Chaotic launch of the Belgian road tax system
Posted by Famke De Ro on 11/04/2016
On April 1st, the much debated kilometer charges for trucks came into force in Belgium. The implementation of such a complex and ambitious project is often accompanied with the occasional hiccup and inevitable teething problems. However, even the most pessimistic assessments did not include the enormous variety of complications that arose. From the first minute on, problems cropped up, and as the day progressed, the list of difficulties and headaches continued to grow. Even for the many carriers who had spared no effort to prepare themselves diligently, April 1st 2016 will be remembered as a black day in company history with a significant price tag attached.
Where did it go wrong?
A majority of the problems concerned the On Board Units (OBUs) - the devices installed in trucks to calculate the taxed kilometers and total toll. According to the transport industry federation Febetra, six out of ten truckers experienced problems with the equipment. Firstly, many of the OBU’s that were ordered well in time, were either not delivered or delivered to the wrong address. Furthermore, a relative high proportion of OBUs that worked well until March 31, appeared to be suddenly broken during prime time. And, to top it all off, various service points, where chauffeurs can buy a new OBU, quickly ran out of service.

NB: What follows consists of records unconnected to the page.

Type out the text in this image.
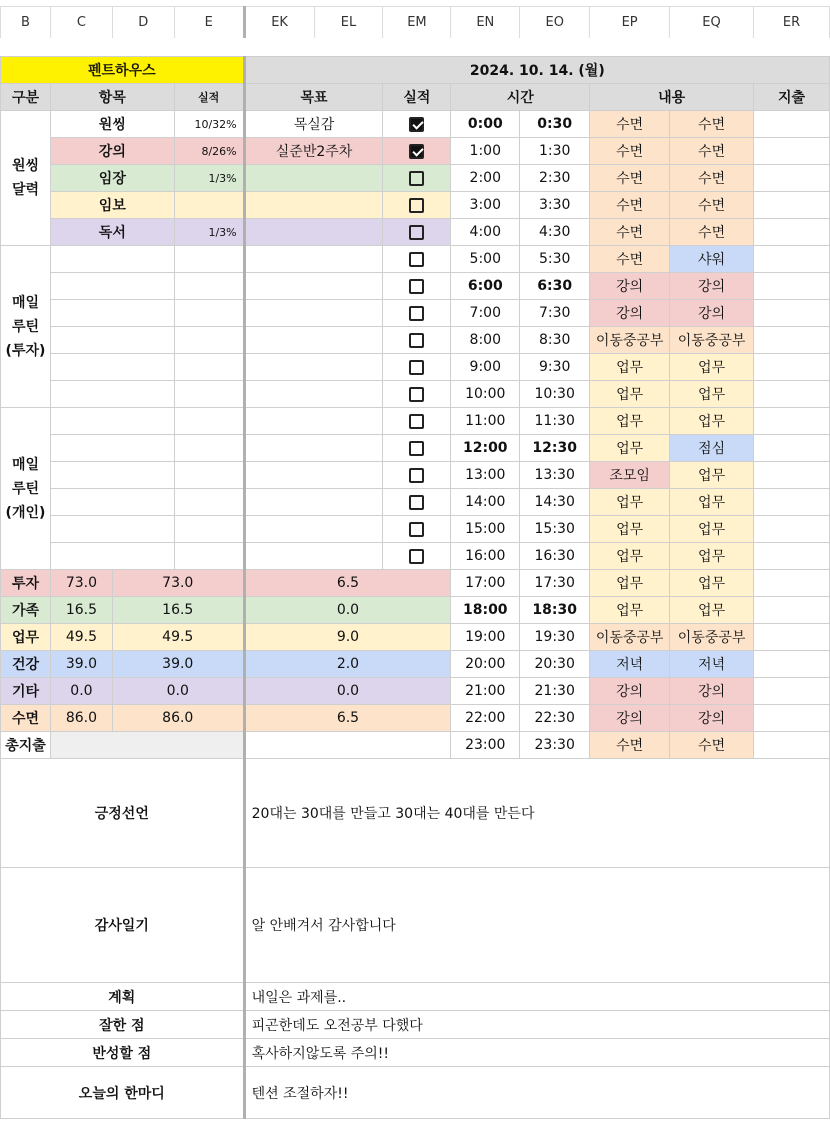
B	C	D	E	EK	EL	EM	EN	EO	EP	EQ	ER
펜트하우스				2024. 10. 14. (월)						
구분	항목		실적	목표	실적	시간		내용		지출
원씽
달력	원씽		10/32%	목실감		0:00	0:30	수면	수면	
	강의		8/26%	실준반2주차		1:00	1:30	수면	수면	
	임장		1/3%			2:00	2:30	수면	수면	
	임보					3:00	3:30	수면	수면	
	독서		1/3%			4:00	4:30	수면	수면	
매일
루틴
(투자)						5:00	5:30	수면	샤워	
						6:00	6:30	강의	강의	
						7:00	7:30	강의	강의	
						8:00	8:30	이동중공부	이동중공부	
						9:00	9:30	업무	업무	
						10:00	10:30	업무	업무	
매일
루틴
(개인)						11:00	11:30	업무	업무	
						12:00	12:30	업무	점심	
						13:00	13:30	조모임	업무	
						14:00	14:30	업무	업무	
						15:00	15:30	업무	업무	
						16:00	16:30	업무	업무	
투자	73.0	73.0		6.5		17:00	17:30	업무	업무	
가족	16.5	16.5		0.0		18:00	18:30	업무	업무	
업무	49.5	49.5		9.0		19:00	19:30	이동중공부	이동중공부	
건강	39.0	39.0		2.0		20:00	20:30	저녁	저녁	
기타	0.0	0.0		0.0		21:00	21:30	강의	강의	
수면	86.0	86.0		6.5		22:00	22:30	강의	강의	
총지출						23:00	23:30	수면	수면	
긍정선언				20대는 30대를 만들고 30대는 40대를 만든다						
감사일기				알 안배겨서 감사합니다						
계획				내일은 과제를..						
잘한 점				피곤한데도 오전공부 다했다						
반성할 점				혹사하지않도록 주의!!						
오늘의 한마디				텐션 조절하자!!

The situation became totally surreal when the call support center appeared to be inaccessible by phone. No April Fool's joke, but a harsh reality. After all, according to the procedure, drivers who notice that their OBU doesn’t work properly, are obliged to call the call center. Much to the aggravation of many drivers, they all reached the same voice recording: “Thank you for calling us. Unfortunately, all our lines are busy. Please visit our website www.satellic.be or try to call us later.”
In conclusion, the launch of the new Belgian road tax system went, to say the least, woefully wrong. Febetra’s general manager Philippe Degraef deemed the situation “shameful and totally unacceptable”. “Ideally, the entire truck toll project should be put on hold until all technical and logistical obstacles have been removed. That is the only logical decision the regional governments can take. Question remains whether the government will have that courage.”